Akan tetapi, otoritas AS mengonfirmasi bahwa uang tersebut tidak datang dari mereka, melainkan dari pihak ketiga. AS mencurigai Iran saat itu, yang disebutnya paling memiliki kapasitas untuk mencetak uang palsu berkualitas tinggi sekaligus punya kepentingan politik yang besar untuk mepengaruhi Pemilu di Irak.
Kasus ini menunjukkan bahwa uang palsu ternyata tidak hanya dapat dijadikan komoditas bisnis ilegal,tapi juga dapat menjadi senjata bagi perang proxy yang secara mengejutkan, juga dimainkan oleh organisasi kriminal transnasional.
Apakah ancaman proxy uang palsu juga akan terjadi di Indonesia?
Dalam penelusuran sejarah sejauh ini, sepertinya tidak pernah ada bukti intervensi langsung asing dalam membanjiri Indonesia dengan uang-uang palsu. Namun, potensi penyebaran uang palsu itu tetap ada terutama dalam proses demokrasi dan politik uang.
Demokrasi itu memang berbiaya mahal, baik bagi penyelenggaranya maupun bagi pesertanya. Banyak masalah dan cacat demokrasi yang berkaitan dengan uang, sehingga pada tempat tertentu menjadi rawan terhadap peredaran uang palsu.
Kasus mahar yang mengemuka beberapa waktu lalu adalah contohnya. Mahar menjadi momok bagi seorang politisi yang tidak memiliki cukup uang untuk mencalonkan diri. Sementara di sisi lain, partai pun tidak memiliki keuangan yang sehat. (Baca juga: Memutus Rantai Setan Mahar Politik)

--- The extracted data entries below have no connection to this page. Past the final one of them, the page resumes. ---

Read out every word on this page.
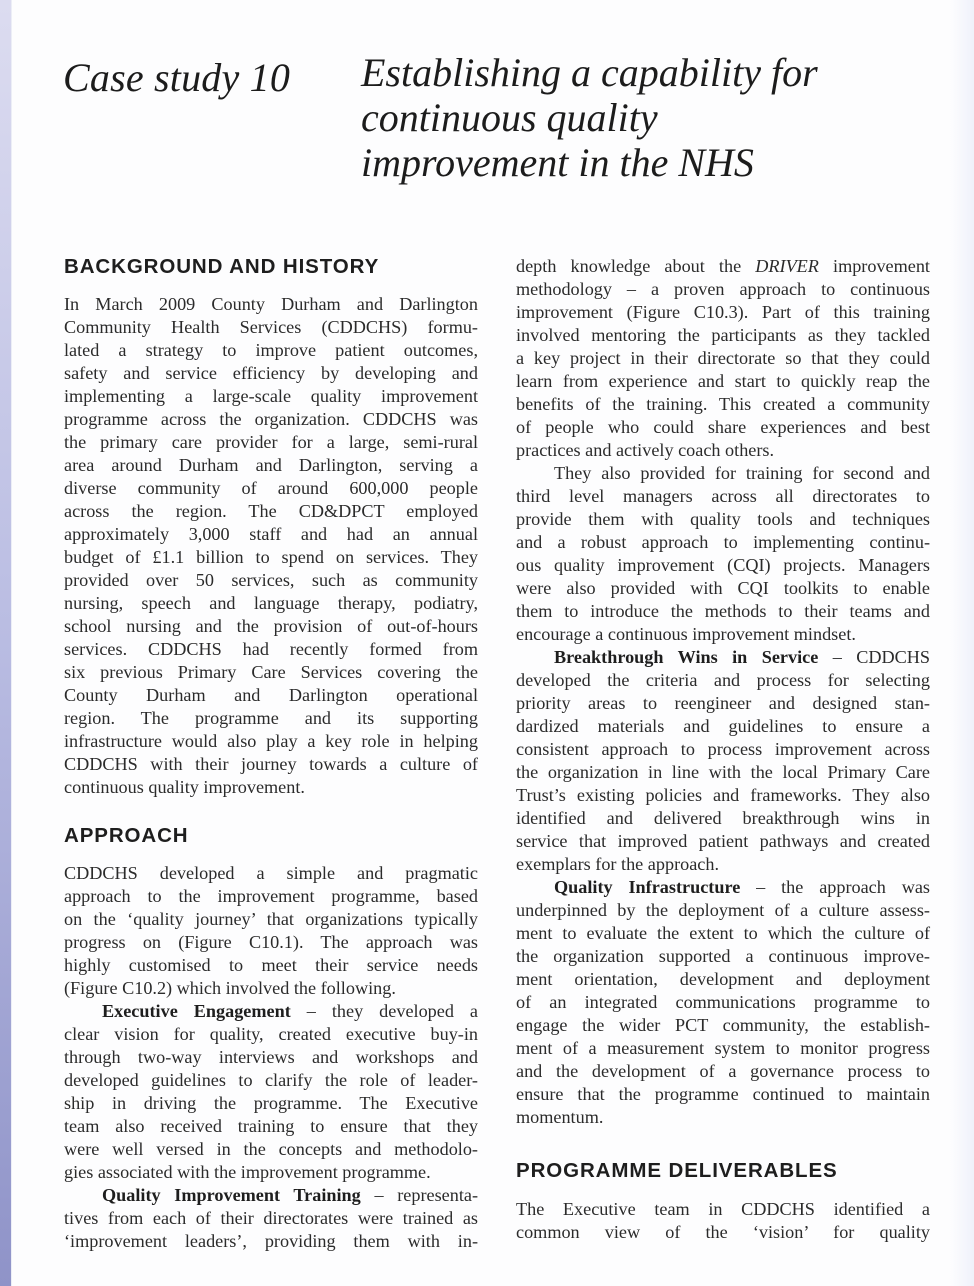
Case study 10 Establishing a capability for
continuous quality
improvement in the NHS
BACKGROUND AND HISTORY
In March 2009 County Durham and Darlington
Community Health Services (CDDCHS) formu-
lated a strategy to improve patient outcomes,
safety and service efficiency by developing and
implementing a large-scale quality improvement
programme across the organization. CDDCHS was
the primary care provider for a large, semi-rural
area around Durham and Darlington, serving a
diverse community of around 600,000 people
across the region. The CD&DPCT employed
approximately 3,000 staff and had an annual
budget of £1.1 billion to spend on services. They
provided over 50 services, such as community
nursing, speech and language therapy, podiatry,
school nursing and the provision of out-of-hours
services. CDDCHS had recently formed from
six previous Primary Care Services covering the
County Durham and Darlington operational
region. The programme and its supporting
infrastructure would also play a key role in helping
CDDCHS with their journey towards a culture of
continuous quality improvement.
APPROACH
CDDCHS developed a simple and pragmatic
approach to the improvement programme, based
on the ‘quality journey’ that organizations typically
progress on (Figure C10.1). The approach was
highly customised to meet their service needs
(Figure C10.2) which involved the following.
Executive Engagement – they developed a
clear vision for quality, created executive buy-in
through two-way interviews and workshops and
developed guidelines to clarify the role of leader-
ship in driving the programme. The Executive
team also received training to ensure that they
were well versed in the concepts and methodolo-
gies associated with the improvement programme.
Quality Improvement Training – representa-
tives from each of their directorates were trained as
‘improvement leaders’, providing them with in-
depth knowledge about the DRIVER improvement
methodology – a proven approach to continuous
improvement (Figure C10.3). Part of this training
involved mentoring the participants as they tackled
a key project in their directorate so that they could
learn from experience and start to quickly reap the
benefits of the training. This created a community
of people who could share experiences and best
practices and actively coach others.
They also provided for training for second and
third level managers across all directorates to
provide them with quality tools and techniques
and a robust approach to implementing continu-
ous quality improvement (CQI) projects. Managers
were also provided with CQI toolkits to enable
them to introduce the methods to their teams and
encourage a continuous improvement mindset.
Breakthrough Wins in Service – CDDCHS
developed the criteria and process for selecting
priority areas to reengineer and designed stan-
dardized materials and guidelines to ensure a
consistent approach to process improvement across
the organization in line with the local Primary Care
Trust’s existing policies and frameworks. They also
identified and delivered breakthrough wins in
service that improved patient pathways and created
exemplars for the approach.
Quality Infrastructure – the approach was
underpinned by the deployment of a culture assess-
ment to evaluate the extent to which the culture of
the organization supported a continuous improve-
ment orientation, development and deployment
of an integrated communications programme to
engage the wider PCT community, the establish-
ment of a measurement system to monitor progress
and the development of a governance process to
ensure that the programme continued to maintain
momentum.
PROGRAMME DELIVERABLES
The Executive team in CDDCHS identified a
common view of the ‘vision’ for quality
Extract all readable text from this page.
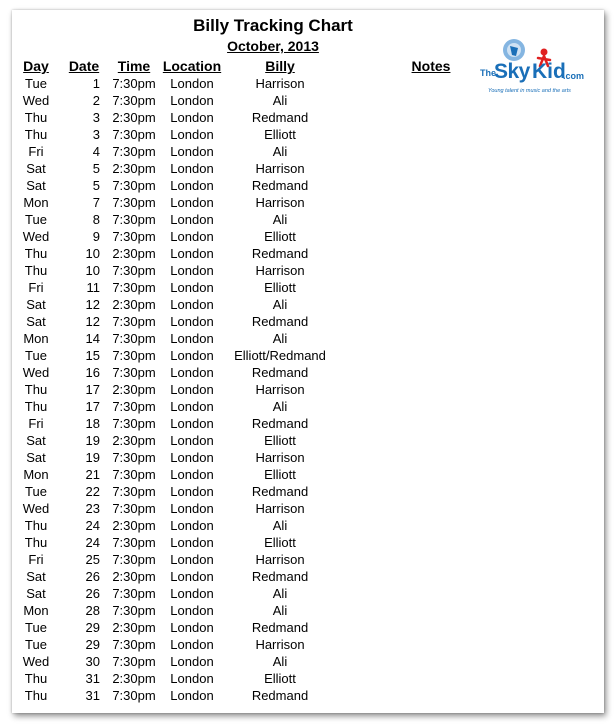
Billy Tracking Chart
October, 2013
The
Sky Kid
.com
Young talent in music and the arts
Day	Date	Time Location	Billy	Notes
Tue	1 7:30pm	London	Harrison
Wed	2 7:30pm	London	Ali
Thu	3 2:30pm	London	Redmand
Thu	3 7:30pm	London	Elliott
Fri	4 7:30pm	London	Ali
Sat	5 2:30pm	London	Harrison
Sat	5 7:30pm	London	Redmand
Mon	7 7:30pm	London	Harrison
Tue	8 7:30pm	London	Ali
Wed	9 7:30pm	London	Elliott
Thu	10 2:30pm	London	Redmand
Thu	10 7:30pm	London	Harrison
Fri	11 7:30pm	London	Elliott
Sat	12 2:30pm	London	Ali
Sat	12 7:30pm	London	Redmand
Mon	14 7:30pm	London	Ali
Tue	15 7:30pm	London	Elliott/Redmand
Wed	16 7:30pm	London	Redmand
Thu	17 2:30pm	London	Harrison
Thu	17 7:30pm	London	Ali
Fri	18 7:30pm	London	Redmand
Sat	19 2:30pm	London	Elliott
Sat	19 7:30pm	London	Harrison
Mon	21 7:30pm	London	Elliott
Tue	22 7:30pm	London	Redmand
Wed	23 7:30pm	London	Harrison
Thu	24 2:30pm	London	Ali
Thu	24 7:30pm	London	Elliott
Fri	25 7:30pm	London	Harrison
Sat	26 2:30pm	London	Redmand
Sat	26 7:30pm	London	Ali
Mon	28 7:30pm	London	Ali
Tue	29 2:30pm	London	Redmand
Tue	29 7:30pm	London	Harrison
Wed	30 7:30pm	London	Ali
Thu	31 2:30pm	London	Elliott
Thu	31 7:30pm	London	Redmand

Lalu, kasus-kasus politik uang berupa serangan fajar yang terjadi pada Pemilu-Pemilu sebelumnya juga masih sering terjadi. Serangan fajar adalah bentuk pembelian suara beberapa waktu sebelum pencoblosan di TPS.
Memang belum ada penelitian yang mengaitkan kenaikan jumlah uang palsu dengan pemanfaatannya secara langsung pada politik praktis. Namun, indikasi ke arah sana terlihat dengan meningkatnya jumlah uang palsu menjelang tahun politik.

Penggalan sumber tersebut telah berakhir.